For each prepreg obtained,
(+ 45/0 / -45 / 90 degrees)_2S Product with 16 layers
Layer, in an autoclave, at the curing temperature and curing time shown in Table 2.
Cured between each, each fiber reinforced composite material cured plate
Obtained. Then, from this cured plate, the direction of 0 degree is 304.8.
Cut out a rectangular plate of 38.1 mm in 90-degree direction
After that, a circular hole with a diameter of 6.35 mm is made in the center.
Then, a perforated plate was produced. Put this perforated plate in hot water of 71 ° C for 2 hours.
After soaking for weeks, the compressive strength at 82 ° C was measured.
Was.
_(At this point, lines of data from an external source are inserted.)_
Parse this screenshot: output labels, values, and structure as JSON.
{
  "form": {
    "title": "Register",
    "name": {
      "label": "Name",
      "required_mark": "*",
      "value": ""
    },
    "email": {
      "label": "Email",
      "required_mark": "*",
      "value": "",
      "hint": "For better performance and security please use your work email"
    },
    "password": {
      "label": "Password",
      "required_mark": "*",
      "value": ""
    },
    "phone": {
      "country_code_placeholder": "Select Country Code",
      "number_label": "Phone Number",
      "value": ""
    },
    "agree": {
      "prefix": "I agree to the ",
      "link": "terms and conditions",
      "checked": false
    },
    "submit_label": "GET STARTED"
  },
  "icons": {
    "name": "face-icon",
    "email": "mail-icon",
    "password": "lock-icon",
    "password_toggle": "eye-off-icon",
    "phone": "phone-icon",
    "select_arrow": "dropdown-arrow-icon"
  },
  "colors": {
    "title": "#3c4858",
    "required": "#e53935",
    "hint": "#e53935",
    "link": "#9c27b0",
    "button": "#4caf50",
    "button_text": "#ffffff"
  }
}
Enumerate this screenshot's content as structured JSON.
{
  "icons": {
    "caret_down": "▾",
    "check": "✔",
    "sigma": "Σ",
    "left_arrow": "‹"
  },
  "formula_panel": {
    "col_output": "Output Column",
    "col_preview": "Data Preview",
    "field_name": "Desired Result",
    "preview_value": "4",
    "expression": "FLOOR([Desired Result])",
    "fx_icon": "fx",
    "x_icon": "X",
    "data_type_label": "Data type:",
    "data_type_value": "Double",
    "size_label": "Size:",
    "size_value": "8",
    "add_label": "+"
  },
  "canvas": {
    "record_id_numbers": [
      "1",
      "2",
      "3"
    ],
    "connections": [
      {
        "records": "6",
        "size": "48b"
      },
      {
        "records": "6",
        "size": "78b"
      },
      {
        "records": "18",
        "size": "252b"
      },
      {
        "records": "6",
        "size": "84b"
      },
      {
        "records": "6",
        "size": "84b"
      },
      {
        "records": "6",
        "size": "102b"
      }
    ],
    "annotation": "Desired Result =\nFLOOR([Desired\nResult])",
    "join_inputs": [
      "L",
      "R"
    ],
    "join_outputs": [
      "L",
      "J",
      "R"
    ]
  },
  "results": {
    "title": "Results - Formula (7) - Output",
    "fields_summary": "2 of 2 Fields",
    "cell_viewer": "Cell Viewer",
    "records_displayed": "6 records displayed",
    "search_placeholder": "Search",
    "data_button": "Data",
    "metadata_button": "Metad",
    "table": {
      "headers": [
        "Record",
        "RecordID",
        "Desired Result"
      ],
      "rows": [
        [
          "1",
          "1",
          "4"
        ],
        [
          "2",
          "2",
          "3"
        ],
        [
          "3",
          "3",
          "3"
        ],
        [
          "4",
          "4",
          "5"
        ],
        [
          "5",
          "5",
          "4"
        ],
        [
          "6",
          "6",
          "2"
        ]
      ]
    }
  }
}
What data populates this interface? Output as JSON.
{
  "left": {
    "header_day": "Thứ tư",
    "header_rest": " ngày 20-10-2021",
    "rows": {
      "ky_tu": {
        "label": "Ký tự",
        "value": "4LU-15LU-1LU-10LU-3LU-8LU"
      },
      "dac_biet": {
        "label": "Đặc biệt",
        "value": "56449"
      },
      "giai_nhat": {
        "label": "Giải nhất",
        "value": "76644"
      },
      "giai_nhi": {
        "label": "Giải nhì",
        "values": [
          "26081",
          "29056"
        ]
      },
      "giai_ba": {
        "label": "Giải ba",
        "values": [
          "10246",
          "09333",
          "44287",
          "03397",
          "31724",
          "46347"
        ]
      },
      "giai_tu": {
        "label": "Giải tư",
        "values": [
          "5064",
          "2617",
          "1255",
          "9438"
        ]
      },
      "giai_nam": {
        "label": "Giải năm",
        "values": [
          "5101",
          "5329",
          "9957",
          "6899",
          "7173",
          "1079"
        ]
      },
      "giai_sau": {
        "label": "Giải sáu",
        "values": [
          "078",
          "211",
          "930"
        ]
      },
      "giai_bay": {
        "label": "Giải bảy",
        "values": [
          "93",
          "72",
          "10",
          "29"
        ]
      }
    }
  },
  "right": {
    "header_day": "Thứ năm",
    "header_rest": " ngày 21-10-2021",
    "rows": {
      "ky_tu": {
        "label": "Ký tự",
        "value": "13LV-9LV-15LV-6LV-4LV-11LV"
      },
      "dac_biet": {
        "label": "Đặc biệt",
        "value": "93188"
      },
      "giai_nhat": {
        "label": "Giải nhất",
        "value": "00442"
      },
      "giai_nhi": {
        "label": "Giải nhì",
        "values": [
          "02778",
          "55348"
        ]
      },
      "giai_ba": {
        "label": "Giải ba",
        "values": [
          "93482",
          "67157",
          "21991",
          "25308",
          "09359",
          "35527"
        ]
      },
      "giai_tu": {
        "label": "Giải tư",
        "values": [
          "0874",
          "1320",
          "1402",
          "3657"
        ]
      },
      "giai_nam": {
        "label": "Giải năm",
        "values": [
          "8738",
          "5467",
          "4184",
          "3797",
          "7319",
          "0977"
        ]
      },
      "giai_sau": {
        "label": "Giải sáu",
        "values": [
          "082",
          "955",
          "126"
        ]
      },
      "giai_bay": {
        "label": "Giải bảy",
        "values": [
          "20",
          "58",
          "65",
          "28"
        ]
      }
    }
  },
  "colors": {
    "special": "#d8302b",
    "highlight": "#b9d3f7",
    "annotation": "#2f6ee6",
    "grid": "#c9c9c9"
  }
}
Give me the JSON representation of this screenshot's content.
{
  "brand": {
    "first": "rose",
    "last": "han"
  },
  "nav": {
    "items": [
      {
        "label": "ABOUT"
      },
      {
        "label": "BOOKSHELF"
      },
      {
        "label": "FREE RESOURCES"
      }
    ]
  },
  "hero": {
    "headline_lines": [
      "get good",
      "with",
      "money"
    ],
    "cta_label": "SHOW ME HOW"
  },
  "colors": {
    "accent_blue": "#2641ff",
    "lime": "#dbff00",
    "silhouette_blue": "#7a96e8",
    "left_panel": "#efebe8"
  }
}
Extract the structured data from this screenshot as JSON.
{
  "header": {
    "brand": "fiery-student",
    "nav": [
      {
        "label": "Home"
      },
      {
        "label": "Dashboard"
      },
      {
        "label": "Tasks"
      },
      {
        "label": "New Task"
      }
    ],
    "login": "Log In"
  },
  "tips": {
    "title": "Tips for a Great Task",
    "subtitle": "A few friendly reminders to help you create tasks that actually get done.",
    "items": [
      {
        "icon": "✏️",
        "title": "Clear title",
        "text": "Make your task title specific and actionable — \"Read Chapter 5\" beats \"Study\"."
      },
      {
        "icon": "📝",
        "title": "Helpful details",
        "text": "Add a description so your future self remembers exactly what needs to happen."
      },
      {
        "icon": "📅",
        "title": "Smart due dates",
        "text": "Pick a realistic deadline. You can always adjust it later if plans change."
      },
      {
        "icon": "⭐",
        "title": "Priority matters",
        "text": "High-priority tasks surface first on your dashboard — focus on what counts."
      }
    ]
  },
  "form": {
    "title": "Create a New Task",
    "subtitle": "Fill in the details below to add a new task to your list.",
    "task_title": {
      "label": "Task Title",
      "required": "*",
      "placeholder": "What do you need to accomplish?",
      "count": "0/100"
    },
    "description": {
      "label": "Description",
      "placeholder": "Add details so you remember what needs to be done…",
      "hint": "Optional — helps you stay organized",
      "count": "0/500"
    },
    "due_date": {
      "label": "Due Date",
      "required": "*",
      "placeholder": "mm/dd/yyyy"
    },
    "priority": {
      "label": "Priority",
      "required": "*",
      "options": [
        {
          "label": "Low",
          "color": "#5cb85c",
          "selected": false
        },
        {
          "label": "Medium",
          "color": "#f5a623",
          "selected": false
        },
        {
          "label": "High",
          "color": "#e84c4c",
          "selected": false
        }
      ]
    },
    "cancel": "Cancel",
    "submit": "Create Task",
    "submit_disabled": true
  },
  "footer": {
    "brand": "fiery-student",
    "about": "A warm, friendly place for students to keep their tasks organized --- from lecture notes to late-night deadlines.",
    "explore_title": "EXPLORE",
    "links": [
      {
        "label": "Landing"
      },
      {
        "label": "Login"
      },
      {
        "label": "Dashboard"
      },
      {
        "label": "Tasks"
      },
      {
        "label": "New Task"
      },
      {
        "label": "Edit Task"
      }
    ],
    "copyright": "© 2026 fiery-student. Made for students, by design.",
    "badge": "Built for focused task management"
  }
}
The evaluation results of the compressive strength were as shown in Table 2.
The fiber-reinforced composite material obtained from the prepreg of the present invention
High compression strength and excellent heat and water resistance
You.

[0050]

[Table 1] In Table 1, the numerical values of each composition are parts by weight.

[0051]

[Table 2]

[0052]

The prepreg of the present invention is sufficiently cured by heating at 100 ° C. for about 2 hours and has no problem in handling such as life, tack and drape. Further, the fiber-reinforced composite material obtained by laminating the prepreg and heating and curing is excellent in heat resistance, water resistance and adhesion between the fiber and the resin. Therefore, even in a high temperature state after water absorption, it has a sufficient compressive strength as a structural material used for an aircraft or the like.

Claims (7)

[Claims] 1. A prepreg essentially comprising the following components [A], [B], [C] and [D]. [A] Epoxy resin containing glycidylamine type epoxy resin [B] Dicyandiamide [C] Adduct of imidazole compound and epoxy compound [D] Carbon fiber 2. The prepreg according to claim 1, wherein the glycidylamine type epoxy resin is tetraglycidyldiaminodiphenylmethane. 3. The dicyandiamide of component [B] is
The prepreg according to claim 1 or 2, wherein the prepreg is in the form of particles having an average particle diameter of 10 µm or less. 4. An adduct of an imidazole compound and an epoxy compound as the constituent element [C] has a melting point of 90 ° C. to 13 ° C.
4. The method according to claim 1, wherein the temperature is within a range of 0.degree.
The prepreg according to any one of the above. 5. The prepreg according to claim 1, wherein the carbon fiber of the constituent element [D] has a tensile strength of 4000 MPa or more. 6. A fiber-reinforced composite material obtained by laminating the prepreg according to any one of claims 1 to 5. 7. A fiber-reinforced composite material obtained by laminating the prepregs according to claim 1 and heating and curing at a temperature in the range of 80 ° C. to 110 ° C.